Tandis que l’archevêque Hollerich tire la sonnette d’alarme, la communication gouvernementale chaotique sur la séparation de l’Etat et de l’Eglise trahit la nervosité de la coalition. Pourtant, le « Kulturkampf » tant redouté n’aura probablement pas lieu.
Quand on se retrouve dos au mur, on se doit de réagir. Et parfois l’attaque est la meilleure défense. C’est probablement ce que s’est dit l’archevêque Jean-Claude Hollerich en donnant une interview alarmiste, voire incendiaire, à l’agence de presse catholique KNA. Soutenant que le gouvernement serait sous l’influence « d’associations d’agnostiques » très agressives contre l’Eglise catholique, il a aussi prédit la banqueroute de son institution dans trois ans, si l’Etat osait arrêter de payer les salaires de son personnel. Il aurait peut-être dû ajouter que cette faillite n’arrivera que dans la perspective d’une politique inchangée de la part de l’archevêché.
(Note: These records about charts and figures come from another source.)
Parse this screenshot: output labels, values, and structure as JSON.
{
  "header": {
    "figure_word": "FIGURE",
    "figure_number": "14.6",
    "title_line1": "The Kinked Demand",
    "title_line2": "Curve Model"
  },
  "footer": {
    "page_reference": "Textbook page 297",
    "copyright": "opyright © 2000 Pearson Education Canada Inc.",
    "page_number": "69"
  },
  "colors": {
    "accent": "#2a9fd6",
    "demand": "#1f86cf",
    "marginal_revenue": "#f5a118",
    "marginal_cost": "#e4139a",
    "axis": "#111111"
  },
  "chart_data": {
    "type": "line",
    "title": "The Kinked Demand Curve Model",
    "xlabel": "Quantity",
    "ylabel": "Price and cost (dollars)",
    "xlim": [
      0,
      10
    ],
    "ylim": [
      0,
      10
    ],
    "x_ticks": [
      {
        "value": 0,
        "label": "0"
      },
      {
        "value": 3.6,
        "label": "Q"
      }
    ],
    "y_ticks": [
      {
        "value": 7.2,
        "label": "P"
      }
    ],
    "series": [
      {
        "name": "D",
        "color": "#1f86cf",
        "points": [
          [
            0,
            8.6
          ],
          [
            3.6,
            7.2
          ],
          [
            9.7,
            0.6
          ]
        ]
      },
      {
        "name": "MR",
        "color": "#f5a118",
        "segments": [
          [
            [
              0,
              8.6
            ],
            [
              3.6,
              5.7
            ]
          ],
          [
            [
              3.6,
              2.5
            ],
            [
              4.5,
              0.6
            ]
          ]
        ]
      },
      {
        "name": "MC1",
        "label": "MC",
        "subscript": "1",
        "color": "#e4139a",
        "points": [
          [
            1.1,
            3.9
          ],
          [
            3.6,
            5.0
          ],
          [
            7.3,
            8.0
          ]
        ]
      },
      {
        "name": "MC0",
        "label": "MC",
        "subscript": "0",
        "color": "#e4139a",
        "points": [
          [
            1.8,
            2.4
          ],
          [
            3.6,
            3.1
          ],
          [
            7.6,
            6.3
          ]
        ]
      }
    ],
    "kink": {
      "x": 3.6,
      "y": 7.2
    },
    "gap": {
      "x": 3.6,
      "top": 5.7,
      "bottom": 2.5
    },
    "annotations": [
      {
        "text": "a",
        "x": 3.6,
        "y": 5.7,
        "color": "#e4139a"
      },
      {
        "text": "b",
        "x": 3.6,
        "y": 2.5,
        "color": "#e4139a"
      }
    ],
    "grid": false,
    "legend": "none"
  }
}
En même temps, le gouvernement, ou mieux les différents ministres, voire députés, membres de la coalition au pouvoir jouent à la procession d’Echternach : tandis qu’Etienne Schneider et Alex Bodry confirment la venue d’un impôt pour l’Eglise, le premier ministre et ministre des Cultes Xavier Bettel fait marche arrière en signifiant que rien n’est encore décidé. Or il faut se décider, et vite : l’occasion d’en finir une fois pour toutes avec le financement des cultes par l’Etat ne reviendra peut-être pas de sitôt. D’autant plus qu’elle semble encore plus logique à une époque où la « consolidation budgétaire » est devenue parole d’Evangile.
La séparation radicale voulue par des générations de « Paafefrësserten » n’aura probablement pas lieu.
Mais les tractations et manoeuvres dans le noir clarifient au moins une chose : la séparation radicale voulue par des générations de « Paafefrësserten » n’aura probablement pas lieu. Pour cela, il n’y a qu’à réécouter les propos du ministre de l’Intérieur Dan Kersch, socialiste lui aussi, sur les fabriques d’Eglise ; propos étrangement conciliants avec ces microsatellites ecclésiastiques au niveau communal. Rappelons que même la commission d’experts mise en place par François Biltgen les avait désignées comme étant démodées. Et pour cause : les fabriques d’Eglise sont un privilège vieux de plusieurs siècles qui coûte non seulement des fortunes aux communes mais qui est également inéquitable par rapport aux autres cultes conventionnés, qui ne profitent pas de cette manne. Pas étonnant donc que cette question soit traitée par une plateforme spéciale et non par celle fondée par toutes les communautés religieuses.
Alors que faire ? Un impôt pour l’Eglise ne ferait sens que si les personnes n’appartenant à aucun culte pouvaient y échapper. Pour cela il faudrait, comme le CSV l’a remarqué lors de son briefing oppositionnel cette semaine, changer une loi des années 1980, proposée par Robert Krieps à l’époque, qui interdit à l’Etat d’inscrire la religion des citoyens dans ses bases de données. Mais est-ce plus compliqué de changer une loi des années 1980 que d’en abroger certaines qui datent du début du 19e siècle ? En tout cas, quand Hollerich prend parti pour un « nouveau concordat » entre l’Etat luxembourgeois et le Vatican, il est proche du délire. La direction prise par le nouveau gouvernement n’est pas celle-là, mais il doit maintenant prendre position et vite, car ce sont les situations ambiguës qui souvent déclenchent les pires tensions. Pour éviter cela, une solution équitable doit être trouvée. Une solution qui sépare définitivement les communautés religieuses de l’Etat, sans compromis.
S’y ajoute que le grand problème de l’Eglise catholique est ailleurs. Car dans la situation présente, elle ne peut que perdre : financièrement, si le gouvernement va au bout de ce qu’il a promis, ou moralement, si elle parvient à sauver ses privilèges.